13. A perusal of Section 2(m) of the Factories Act, 1948 dare out the emphasis on manufacturing process of a factory, which is extracted herein:

(k) manufacturing process"" means any process for -

(i) making, altering, repairing, ornamenting, finishing, packing, oiling, washing, cleaning, breaking up, demolishing, or otherwise treating or adapting

any article or substance with a view to use, sale, transport, delivery or disposal, or

(ii) pumping oil, water, sewage or any other substance; or

(iii) generating, transforming or transmitting power, or

(iv) composing types for printing, printing by letterpress, lithography, photo-gravure or other similar process or book-binding;

(v) constructing, reconstructing, repairing, refitting, finishing or breaking up ships or vessels,

(vi) preserving or storing any article in cold storage;

14. It is thus to be seen as to whether such manufacturing process was carried out by the petitioner so as to bring it within the definition of factory

as given in Section 2(m) of the Factories Act, 1948.

15. The aforesaid questions can only be determined on the basis of material that may have come on record as these are dependent on facts, to be

established only by way of cogent evidence.
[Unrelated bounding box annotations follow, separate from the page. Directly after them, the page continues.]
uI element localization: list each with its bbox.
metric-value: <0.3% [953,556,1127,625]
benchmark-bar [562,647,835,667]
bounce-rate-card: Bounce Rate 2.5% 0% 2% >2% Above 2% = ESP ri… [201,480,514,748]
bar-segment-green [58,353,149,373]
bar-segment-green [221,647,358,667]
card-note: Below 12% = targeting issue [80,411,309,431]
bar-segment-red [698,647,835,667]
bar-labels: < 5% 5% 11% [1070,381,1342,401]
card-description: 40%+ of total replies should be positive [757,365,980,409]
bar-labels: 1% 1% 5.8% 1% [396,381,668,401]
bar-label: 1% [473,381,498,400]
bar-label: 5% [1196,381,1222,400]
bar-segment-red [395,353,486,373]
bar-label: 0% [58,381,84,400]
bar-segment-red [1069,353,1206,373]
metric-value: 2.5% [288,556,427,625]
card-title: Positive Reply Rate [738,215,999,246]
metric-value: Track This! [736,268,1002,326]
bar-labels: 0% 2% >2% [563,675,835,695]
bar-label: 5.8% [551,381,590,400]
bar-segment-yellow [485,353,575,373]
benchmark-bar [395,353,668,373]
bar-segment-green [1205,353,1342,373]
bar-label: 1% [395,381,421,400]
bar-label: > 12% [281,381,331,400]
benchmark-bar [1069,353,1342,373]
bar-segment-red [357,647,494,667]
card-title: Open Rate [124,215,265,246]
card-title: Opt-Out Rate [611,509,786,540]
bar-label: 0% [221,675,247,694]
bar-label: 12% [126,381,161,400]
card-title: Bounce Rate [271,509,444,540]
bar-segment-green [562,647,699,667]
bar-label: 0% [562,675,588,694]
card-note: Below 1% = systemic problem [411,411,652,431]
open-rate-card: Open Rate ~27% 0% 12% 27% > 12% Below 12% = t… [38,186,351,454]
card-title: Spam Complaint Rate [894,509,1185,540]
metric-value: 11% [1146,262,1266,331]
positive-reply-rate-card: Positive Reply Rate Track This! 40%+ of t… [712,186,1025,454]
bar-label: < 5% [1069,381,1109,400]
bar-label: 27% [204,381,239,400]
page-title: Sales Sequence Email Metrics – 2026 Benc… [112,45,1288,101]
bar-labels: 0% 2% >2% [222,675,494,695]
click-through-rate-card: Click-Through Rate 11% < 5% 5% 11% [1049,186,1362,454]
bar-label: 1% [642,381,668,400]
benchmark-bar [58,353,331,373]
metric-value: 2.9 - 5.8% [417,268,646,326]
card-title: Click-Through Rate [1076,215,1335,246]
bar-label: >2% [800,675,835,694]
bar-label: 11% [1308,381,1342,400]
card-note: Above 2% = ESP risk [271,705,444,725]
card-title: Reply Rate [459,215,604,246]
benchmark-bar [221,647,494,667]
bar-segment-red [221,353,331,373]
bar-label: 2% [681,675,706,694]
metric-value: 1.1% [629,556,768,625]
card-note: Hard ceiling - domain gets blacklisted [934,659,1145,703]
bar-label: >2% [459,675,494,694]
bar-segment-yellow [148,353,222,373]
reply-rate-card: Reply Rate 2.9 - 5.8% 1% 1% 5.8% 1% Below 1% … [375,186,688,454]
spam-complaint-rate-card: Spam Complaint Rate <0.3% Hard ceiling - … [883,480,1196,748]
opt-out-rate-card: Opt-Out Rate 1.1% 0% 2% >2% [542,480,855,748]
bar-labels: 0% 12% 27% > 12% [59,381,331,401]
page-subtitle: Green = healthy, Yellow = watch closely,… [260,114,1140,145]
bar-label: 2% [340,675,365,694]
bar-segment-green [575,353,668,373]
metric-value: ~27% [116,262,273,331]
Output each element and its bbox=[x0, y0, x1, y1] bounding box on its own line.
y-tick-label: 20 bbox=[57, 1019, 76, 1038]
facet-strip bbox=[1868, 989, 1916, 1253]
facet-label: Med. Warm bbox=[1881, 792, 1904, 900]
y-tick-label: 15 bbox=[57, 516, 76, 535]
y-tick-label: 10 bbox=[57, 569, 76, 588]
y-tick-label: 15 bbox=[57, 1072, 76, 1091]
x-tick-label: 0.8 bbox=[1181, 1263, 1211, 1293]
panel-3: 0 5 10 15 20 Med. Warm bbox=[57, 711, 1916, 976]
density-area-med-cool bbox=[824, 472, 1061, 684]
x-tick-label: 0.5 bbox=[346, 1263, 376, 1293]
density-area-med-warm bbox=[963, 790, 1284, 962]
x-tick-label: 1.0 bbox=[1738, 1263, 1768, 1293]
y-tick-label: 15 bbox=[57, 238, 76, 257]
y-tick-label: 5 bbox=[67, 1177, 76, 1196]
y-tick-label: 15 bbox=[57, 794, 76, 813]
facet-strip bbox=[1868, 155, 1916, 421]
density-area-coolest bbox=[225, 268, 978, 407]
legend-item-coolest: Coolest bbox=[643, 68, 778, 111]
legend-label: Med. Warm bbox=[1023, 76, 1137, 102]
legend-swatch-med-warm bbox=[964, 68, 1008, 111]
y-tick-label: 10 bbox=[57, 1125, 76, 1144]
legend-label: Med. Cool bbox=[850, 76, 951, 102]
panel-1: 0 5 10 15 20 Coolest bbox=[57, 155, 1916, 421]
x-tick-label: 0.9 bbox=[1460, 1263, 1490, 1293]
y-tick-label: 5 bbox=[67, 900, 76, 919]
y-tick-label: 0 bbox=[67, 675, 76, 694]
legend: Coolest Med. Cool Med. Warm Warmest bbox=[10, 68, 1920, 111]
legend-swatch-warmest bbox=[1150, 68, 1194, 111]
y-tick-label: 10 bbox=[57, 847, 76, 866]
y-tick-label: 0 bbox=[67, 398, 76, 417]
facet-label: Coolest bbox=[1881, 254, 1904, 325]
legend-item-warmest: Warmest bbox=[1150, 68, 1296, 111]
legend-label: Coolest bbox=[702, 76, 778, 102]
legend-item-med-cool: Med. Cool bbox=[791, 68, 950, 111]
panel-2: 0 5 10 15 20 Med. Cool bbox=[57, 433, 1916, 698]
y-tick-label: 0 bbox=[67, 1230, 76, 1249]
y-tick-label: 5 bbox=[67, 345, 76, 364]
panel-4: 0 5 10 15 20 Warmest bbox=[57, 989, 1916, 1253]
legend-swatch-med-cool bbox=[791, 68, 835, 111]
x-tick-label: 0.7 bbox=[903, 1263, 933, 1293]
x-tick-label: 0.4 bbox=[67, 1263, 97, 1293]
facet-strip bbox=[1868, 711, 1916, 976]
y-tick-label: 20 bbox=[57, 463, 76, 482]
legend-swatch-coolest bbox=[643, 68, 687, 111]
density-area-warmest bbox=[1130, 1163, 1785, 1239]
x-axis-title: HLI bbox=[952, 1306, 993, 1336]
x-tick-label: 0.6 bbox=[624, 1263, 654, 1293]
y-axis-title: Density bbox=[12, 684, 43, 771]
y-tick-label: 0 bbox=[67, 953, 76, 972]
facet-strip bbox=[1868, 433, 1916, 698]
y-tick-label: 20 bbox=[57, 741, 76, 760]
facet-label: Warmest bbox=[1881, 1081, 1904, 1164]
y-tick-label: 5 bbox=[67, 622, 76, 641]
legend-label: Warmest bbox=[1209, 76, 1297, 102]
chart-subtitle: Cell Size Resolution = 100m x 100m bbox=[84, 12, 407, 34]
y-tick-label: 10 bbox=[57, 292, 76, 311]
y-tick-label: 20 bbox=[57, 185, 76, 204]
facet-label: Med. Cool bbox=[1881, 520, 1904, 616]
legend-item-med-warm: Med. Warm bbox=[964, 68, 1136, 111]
Considering the definition of manufacturing process, a Division Bench of this Court in Haryana Land

Reclamation & Development Corporation Ltd. v. Pawan Kumar (1994-1) 106 PLR 107 held as follows:

11. The definition of the word ''manufacturing process'' is very wide and whether a particular factory is carrying on the process which would be

termed as a manufacturing process is also a question of fact which can only be determined on the basis of facts, which come on record after the

parties get an opportunity of leading evidence, if it is not admitted.
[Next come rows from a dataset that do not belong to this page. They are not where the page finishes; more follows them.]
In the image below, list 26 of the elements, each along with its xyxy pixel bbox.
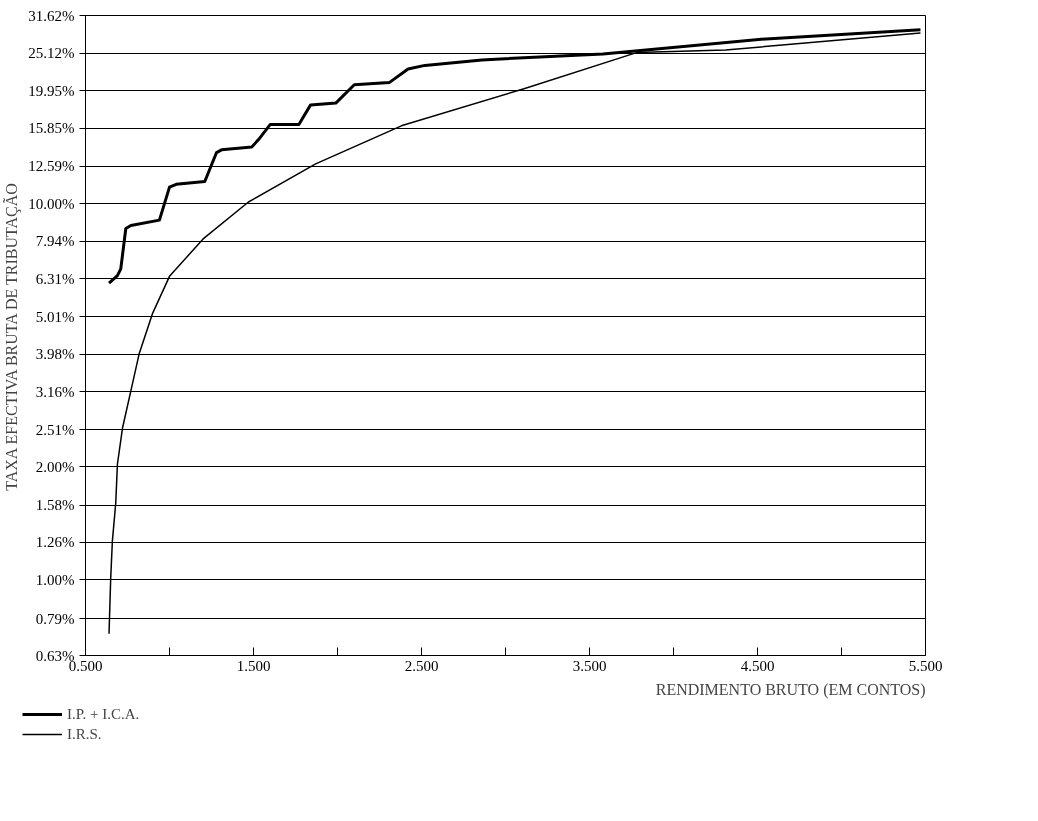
legend-label: I.P. + I.C.A.	[67, 705, 140, 723]
x-axis-title: RENDIMENTO BRUTO (EM CONTOS)	[655, 680, 926, 699]
x-tick-label: 1.500	[236, 657, 271, 674]
y-tick-label: 7.94%	[35, 233, 75, 250]
x-tick-label: 5.500	[908, 657, 943, 674]
y-tick-label: 31.62%	[28, 7, 75, 24]
y-axis-title: TAXA EFECTIVA BRUTA DE TRIBUTAÇÃO	[3, 183, 22, 491]
x-tick-label: 3.500	[572, 657, 607, 674]
legend-label: I.R.S.	[67, 725, 102, 743]
y-tick-label: 10.00%	[28, 195, 75, 212]
y-tick-label: 25.12%	[28, 45, 75, 62]
x-tick-label: 4.500	[740, 657, 775, 674]
y-tick-label: 3.16%	[35, 383, 75, 400]
y-tick-label: 1.00%	[35, 571, 75, 588]
y-tick-label: 1.58%	[35, 497, 75, 514]
y-tick-label: 1.26%	[35, 534, 75, 551]
y-tick-label: 6.31%	[35, 270, 75, 287]
y-tick-label: 0.79%	[35, 610, 75, 627]
y-tick-label: 3.98%	[35, 346, 75, 363]
y-tick-label: 19.95%	[28, 82, 75, 99]
x-tick-label: 2.500	[404, 657, 439, 674]
y-tick-label: 2.00%	[35, 458, 75, 475]
y-tick-label: 15.85%	[28, 120, 75, 137]
y-tick-label: 2.51%	[35, 421, 75, 438]
y-tick-label: 12.59%	[28, 158, 75, 175]
y-tick-label: 5.01%	[35, 308, 75, 325]
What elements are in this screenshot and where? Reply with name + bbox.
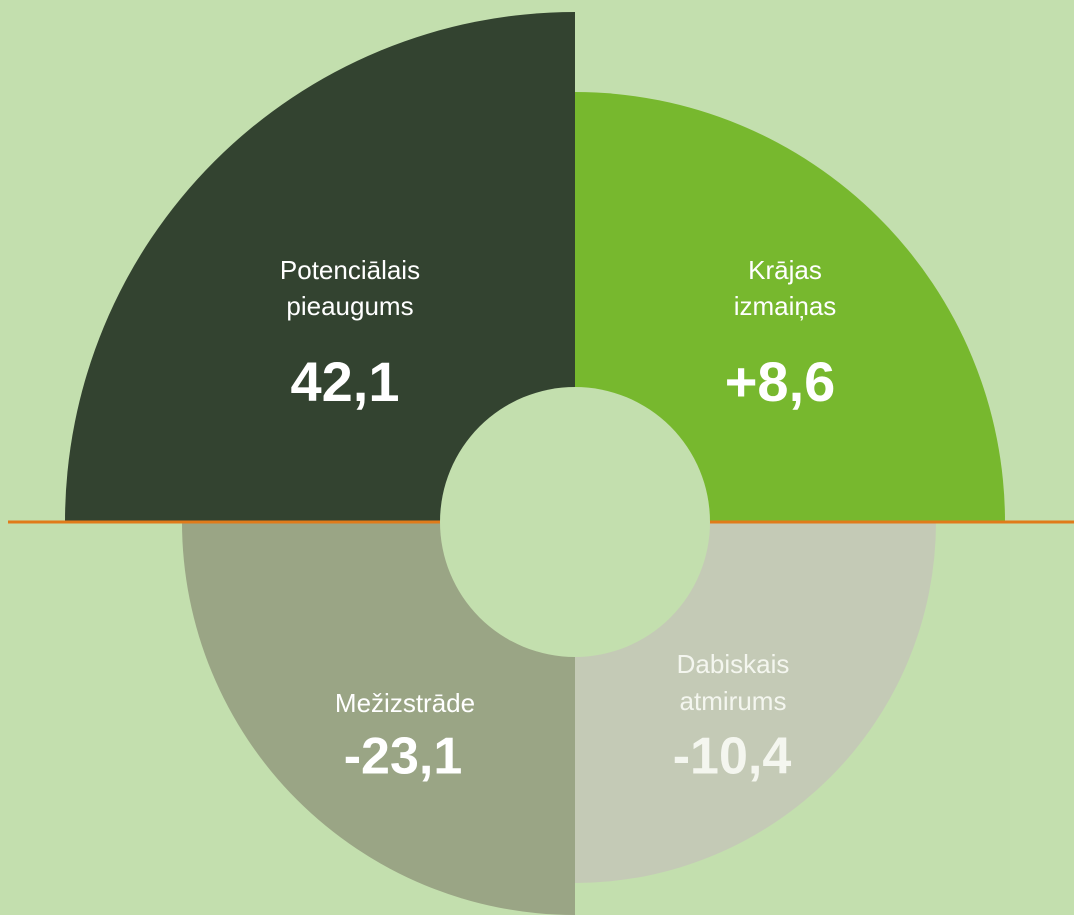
sector-top-right	[575, 92, 1005, 522]
segment-label: atmirums	[680, 686, 787, 716]
sector-bottom-left	[182, 522, 575, 915]
segment-label: izmaiņas	[734, 291, 837, 321]
center-hole	[440, 387, 710, 657]
segment-label: Mežizstrāde	[335, 688, 475, 718]
segment-label: Krājas	[748, 255, 822, 285]
segment-label: Dabiskais	[677, 649, 790, 679]
sector-top-left	[65, 12, 575, 522]
segment-value: 42,1	[291, 350, 400, 413]
segment-value: -10,4	[673, 728, 792, 786]
segment-label: pieaugums	[286, 291, 413, 321]
segment-value: -23,1	[344, 728, 463, 786]
segment-value: +8,6	[725, 350, 836, 413]
segment-label: Potenciālais	[280, 255, 420, 285]
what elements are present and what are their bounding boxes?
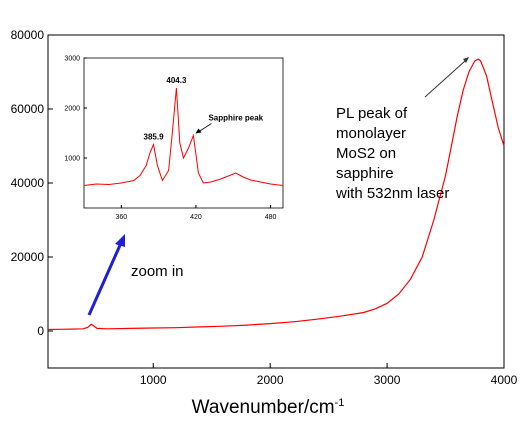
y-tick-label: 2000 (64, 105, 80, 112)
y-tick-label: 80000 (11, 28, 45, 42)
inset-background (66, 50, 286, 212)
inset-peak-label: 385.9 (144, 133, 165, 142)
x-axis-label: Wavenumber/cm-1 (192, 397, 345, 418)
y-tick-label: 40000 (11, 176, 45, 190)
y-tick-label: 1000 (64, 155, 80, 162)
y-tick-label: 3000 (64, 55, 80, 62)
y-tick-label: 0 (37, 324, 44, 338)
x-tick-label: 1000 (140, 373, 167, 387)
main-series-line (47, 58, 505, 331)
x-tick-label: 4000 (491, 373, 518, 387)
inset-annotations: 385.9 404.3 Sapphire peak (144, 76, 264, 142)
pl-peak-arrow (424, 60, 466, 98)
x-tick-label: 2000 (257, 373, 284, 387)
sapphire-peak-arrowhead (195, 128, 202, 134)
x-tick-label: 3000 (374, 373, 401, 387)
sapphire-peak-label: Sapphire peak (208, 114, 263, 123)
inset-plot-frame (83, 57, 284, 209)
x-tick-label: 420 (190, 214, 202, 221)
inset-axis-ticks: 360 420 480 1000 2000 3000 (64, 55, 276, 221)
inset-series-line (83, 87, 284, 186)
main-plot-frame (47, 34, 505, 369)
zoom-in-label: zoom in (131, 263, 184, 280)
y-tick-label: 60000 (11, 102, 45, 116)
x-tick-label: 360 (115, 214, 127, 221)
zoom-arrowhead (115, 234, 125, 247)
inset-peak-label: 404.3 (166, 76, 187, 85)
inset-plot: 360 420 480 1000 2000 3000 385.9 404.3 Sapphire… (64, 50, 286, 221)
pl-peak-annotation: PL peak of monolayer MoS2 on sapphire wi… (335, 57, 469, 202)
pl-peak-arrowhead (463, 57, 469, 63)
y-tick-label: 20000 (11, 250, 45, 264)
x-tick-label: 480 (265, 214, 277, 221)
zoom-arrow (87, 242, 123, 316)
zoom-annotation: zoom in (87, 234, 184, 316)
pl-peak-text: PL peak of monolayer MoS2 on sapphire wi… (335, 105, 449, 202)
16. On examination and due consideration of the entire record and the evidence adduced by the respondent-workman, there is not a word which

he has uttered regarding the petitioner being an industrial establishment or factory engaged in manufacturing process. No material has been

produced by him to establish this fact. Even witnesses produced by the petitioner have not been put to. any such question in this regard.

17. In the absence of any evidence to this effect, I am of the opinion that the findings recorded by the Labour Court on this issue are purely

imaginary and based on conjectures and thus, unsustainable.

18. Once it is held so there is no question of any violation of Section 25(N) of the Act and the plea of the respondent necessarily has to fail. For

the said reasons, the impugned award is set aside and the petition is allowed.